Beta Is Four-Letter Word in Stocks at Start of EarningsMichael P. Regan
Beta has become a bad word on Wall Street, just in time for earnings season.
The second letter of the Greek alphabet is used as shorthand for a measurement of volatility in a security. Put simply, if a benchmark index rises 1 percent you can expect a high-beta stock to rise significantly more than 1 percent. If the benchmark falls more than 1 percent, look out below.
This is all fine and well in a nice, stable, upwardly mobile market like we’ve seen for most of the last five years. In volatile and uncertain markets like we’ve seen in the last few weeks, high-beta stocks have been like a Baby Ruth bar thrown into a swimming pool.
Earnings season can put beta on steroids -- creating the potential for jumpy stocks to soar or plunge even more than usual once their release hits the tape. Some fancy math will allow you to round up the usual suspects and determine which are prone to the biggest changes. And here they are, the Standard & Poor’s 500 Index stocks with the biggest implied one-day moves around earnings, as estimated from options volatility:
Expedia Inc.

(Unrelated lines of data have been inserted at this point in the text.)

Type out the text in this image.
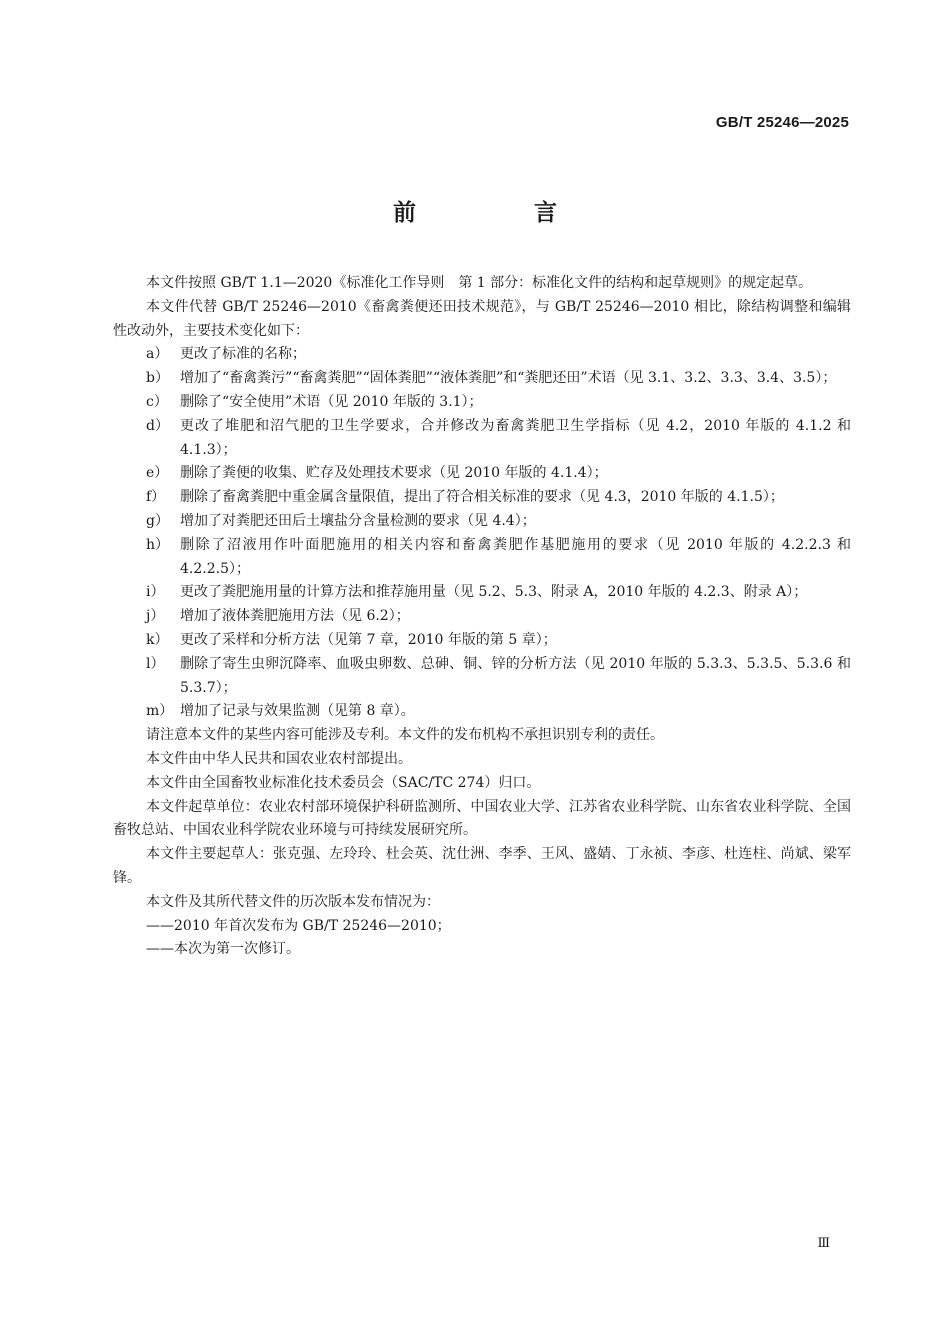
GB/T 25246—2025
前 言

本文件按照 GB/T 1.1—2020《标准化工作导则　第 1 部分：标准化文件的结构和起草规则》的规定起草。

本文件代替 GB/T 25246—2010《畜禽粪便还田技术规范》，与 GB/T 25246—2010 相比，除结构调整和编辑性改动外，主要技术变化如下：

a） 更改了标准的名称；
b） 增加了“畜禽粪污”“畜禽粪肥”“固体粪肥”“液体粪肥”和“粪肥还田”术语（见 3.1、3.2、3.3、3.4、3.5）；
c） 删除了“安全使用”术语（见 2010 年版的 3.1）；
d） 更改了堆肥和沼气肥的卫生学要求，合并修改为畜禽粪肥卫生学指标（见 4.2，2010 年版的 4.1.2 和 4.1.3）；
e） 删除了粪便的收集、贮存及处理技术要求（见 2010 年版的 4.1.4）；
f）	删除了畜禽粪肥中重金属含量限值，提出了符合相关标准的要求（见 4.3，2010 年版的 4.1.5）；
g） 增加了对粪肥还田后土壤盐分含量检测的要求（见 4.4）；
h） 删除了沼液用作叶面肥施用的相关内容和畜禽粪肥作基肥施用的要求（见 2010 年版的 4.2.2.3 和 4.2.2.5）；
i）	更改了粪肥施用量的计算方法和推荐施用量（见 5.2、5.3、附录 A，2010 年版的 4.2.3、附录 A）；
j）	增加了液体粪肥施用方法（见 6.2）；
k） 更改了采样和分析方法（见第 7 章，2010 年版的第 5 章）；
l）	删除了寄生虫卵沉降率、血吸虫卵数、总砷、铜、锌的分析方法（见 2010 年版的 5.3.3、5.3.5、5.3.6 和 5.3.7）；
m） 增加了记录与效果监测（见第 8 章）。

请注意本文件的某些内容可能涉及专利。本文件的发布机构不承担识别专利的责任。

本文件由中华人民共和国农业农村部提出。

本文件由全国畜牧业标准化技术委员会（SAC/TC 274）归口。

本文件起草单位：农业农村部环境保护科研监测所、中国农业大学、江苏省农业科学院、山东省农业科学院、全国畜牧总站、中国农业科学院农业环境与可持续发展研究所。

本文件主要起草人：张克强、左玲玲、杜会英、沈仕洲、李季、王风、盛婧、丁永祯、李彦、杜连柱、尚斌、梁军锋。

本文件及其所代替文件的历次版本发布情况为：

——2010 年首次发布为 GB/T 25246—2010；

——本次为第一次修订。

Ⅲ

Shares of the travel-booking company are topping the charts with an implied move of 12.03 percent. Note that could be either up or down. Its last three reports saw moves of 14 percent and 18 percent higher and 27 percent lower. Expedia reports May 1.
Keurig Green Mountain Inc. Jumpier than a suburban dad gearing up for a full Saturday of yard work by knocking back six or seven K cups. It has an implied move of 11.9 percent. Its last three releases have been relatively quiet, with moves of negative 2.8 percent, positive 8.9 percent and negative 1.4 percent. Before that it saw gains of 21 percent, 15 percent and 34 percent. Keurig Green Mountain reports May 7.
Netflix Inc., Akamai Technologies Inc. and Total System Services Inc. round out the top five with implied earnings moves of around 10 percent. Netflix reports April 21, Total System is due the next day and Akamai is scheduled for May 1.
These companies are all on the small side when it comes to the S&P 500, with an average market value of about $13 billion compared with an average of almost $36 billion for the entire benchmark.
But there is a big elephant in the room sitting in the sixth spot: Facebook Inc. The social-network’s stock has risen 14 percent, 2.4 percent and 30 percent following its last three reports. The biggest loss was 12 percent following its second-quarter 2012 release. For its report on April 23, Facebook is showing an implied move of 9.2 percent. By comparison, the average move for S&P 500 companies is 3.3 percent.
For a company with an almost $155 billion market cap, that means there is the potential for almost $14 billion worth of action.
Imagine the friend requests you’d get with that kind of scratch.